しかし、この「『すごい』を目指す競争」もいきすぎると、「すごい」と言ってもらえない自分には生きる価値がないなどと、考えてしまうおそれをはらんでいます。

「○○さんはすごい!」
「必ず勝つ!」
「成功!成功!」

 このように、さらなる高みへ登ることを過剰に煽られ、自分をエンドレスに削り続ける世界。これを「すごい地獄」と言います。

 そして世の中には、この「すごい地獄」を当たり前のようにとらえ、どっぷりと浸かってしまっている人も少なくありません。

 特にこれは男性に多い傾向にあります。

 なぜなら、男性という生き物が、いつの時代においても「すごい」と呼ばれる生き方の中で生き、幼い頃から「勝つことこそが善である」と教えられてきたからです。

 もしいま、あなたがこの言葉を聞いてハッとしたのなら、あなたはすでに「すごい地獄」にハマってしまっているのかもしれません。

「すごい地獄」から抜け出すには
自分軸を優先すべし

 ではどうすれば、無限に続く「すごい地獄」から抜け出すことができるのでしょうか?

 それは簡単です。

 世間の勝ち負けではなく、「自分が心から楽しいかどうか」を第一に考える習慣を身につけることです。

「これで相手に勝てるのか?」
「これは正しいのか」
「これは人から認められるのか?」

 ではなく、

「これは自分にとって幸せなことなのか?」
「本当に自分の中で満足できるのか?」
「本当に自分の中で楽しめるのか?」

 にフォーカスをする。そうすると、あなた自身の在り方に独特な磨きがかかります。

『心が軽くなるヒント』書影『心が軽くなるヒント』(永松茂久、PHP研究所)

 世の中は、正しいことやすごいことばかりで成り立っているのではありません。たとえ人から褒められなくても、自分の楽しいことに没頭している人は、結果としてキラキラと魅力的に映ります。

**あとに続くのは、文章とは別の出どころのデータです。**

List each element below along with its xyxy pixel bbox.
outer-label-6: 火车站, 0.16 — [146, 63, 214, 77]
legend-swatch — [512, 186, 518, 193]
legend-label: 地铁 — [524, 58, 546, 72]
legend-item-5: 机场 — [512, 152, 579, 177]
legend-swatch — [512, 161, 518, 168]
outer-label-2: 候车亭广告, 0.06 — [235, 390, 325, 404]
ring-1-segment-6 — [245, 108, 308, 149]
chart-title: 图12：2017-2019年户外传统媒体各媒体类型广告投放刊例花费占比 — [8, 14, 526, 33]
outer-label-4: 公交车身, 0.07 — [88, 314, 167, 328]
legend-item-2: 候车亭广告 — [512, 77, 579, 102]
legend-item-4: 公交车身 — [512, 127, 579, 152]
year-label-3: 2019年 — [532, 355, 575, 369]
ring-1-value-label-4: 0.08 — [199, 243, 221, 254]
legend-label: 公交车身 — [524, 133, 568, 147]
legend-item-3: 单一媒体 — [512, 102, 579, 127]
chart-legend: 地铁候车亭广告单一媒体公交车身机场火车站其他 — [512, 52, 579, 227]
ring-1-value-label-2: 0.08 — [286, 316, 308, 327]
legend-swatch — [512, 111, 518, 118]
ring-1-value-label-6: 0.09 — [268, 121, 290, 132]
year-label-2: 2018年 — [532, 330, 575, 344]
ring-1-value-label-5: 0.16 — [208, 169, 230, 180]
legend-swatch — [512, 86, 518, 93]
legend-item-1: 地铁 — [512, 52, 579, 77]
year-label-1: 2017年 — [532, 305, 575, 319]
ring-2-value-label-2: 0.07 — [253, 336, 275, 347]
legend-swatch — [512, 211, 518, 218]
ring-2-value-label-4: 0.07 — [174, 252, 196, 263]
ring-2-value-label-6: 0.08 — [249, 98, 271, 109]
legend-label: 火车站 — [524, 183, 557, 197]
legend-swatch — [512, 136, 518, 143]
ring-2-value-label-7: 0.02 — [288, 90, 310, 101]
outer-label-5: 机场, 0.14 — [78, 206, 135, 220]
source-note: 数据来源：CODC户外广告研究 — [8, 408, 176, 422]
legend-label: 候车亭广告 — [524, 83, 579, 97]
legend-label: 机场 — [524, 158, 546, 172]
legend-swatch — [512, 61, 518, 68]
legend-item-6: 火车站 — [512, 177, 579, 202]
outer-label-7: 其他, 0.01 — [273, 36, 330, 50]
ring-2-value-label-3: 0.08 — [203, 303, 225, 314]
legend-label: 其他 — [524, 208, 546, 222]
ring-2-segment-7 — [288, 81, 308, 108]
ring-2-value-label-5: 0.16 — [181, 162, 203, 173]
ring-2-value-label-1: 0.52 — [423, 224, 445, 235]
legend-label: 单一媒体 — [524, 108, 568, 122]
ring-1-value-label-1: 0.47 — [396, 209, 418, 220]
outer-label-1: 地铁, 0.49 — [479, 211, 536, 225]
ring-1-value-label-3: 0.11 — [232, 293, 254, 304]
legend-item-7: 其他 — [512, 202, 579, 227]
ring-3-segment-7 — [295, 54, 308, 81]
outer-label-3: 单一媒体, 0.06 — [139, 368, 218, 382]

 どんな状況にあっても、どんなに人から褒められなくても、自分の思う美しさ、美学を追求する。そんな人は必ず輝きます。

 現実に、目立たなくても「素敵」な人はたくさんいます。

 むしろ「すごい地獄」からいち早く抜け出した人のほうが、自分らしく軽やかな人生を送れているように思えてなりません。

「すごい」より「素敵」な生き方を目指していきましょう。

「すごい」だけの世界は、少し疲れてしまいます。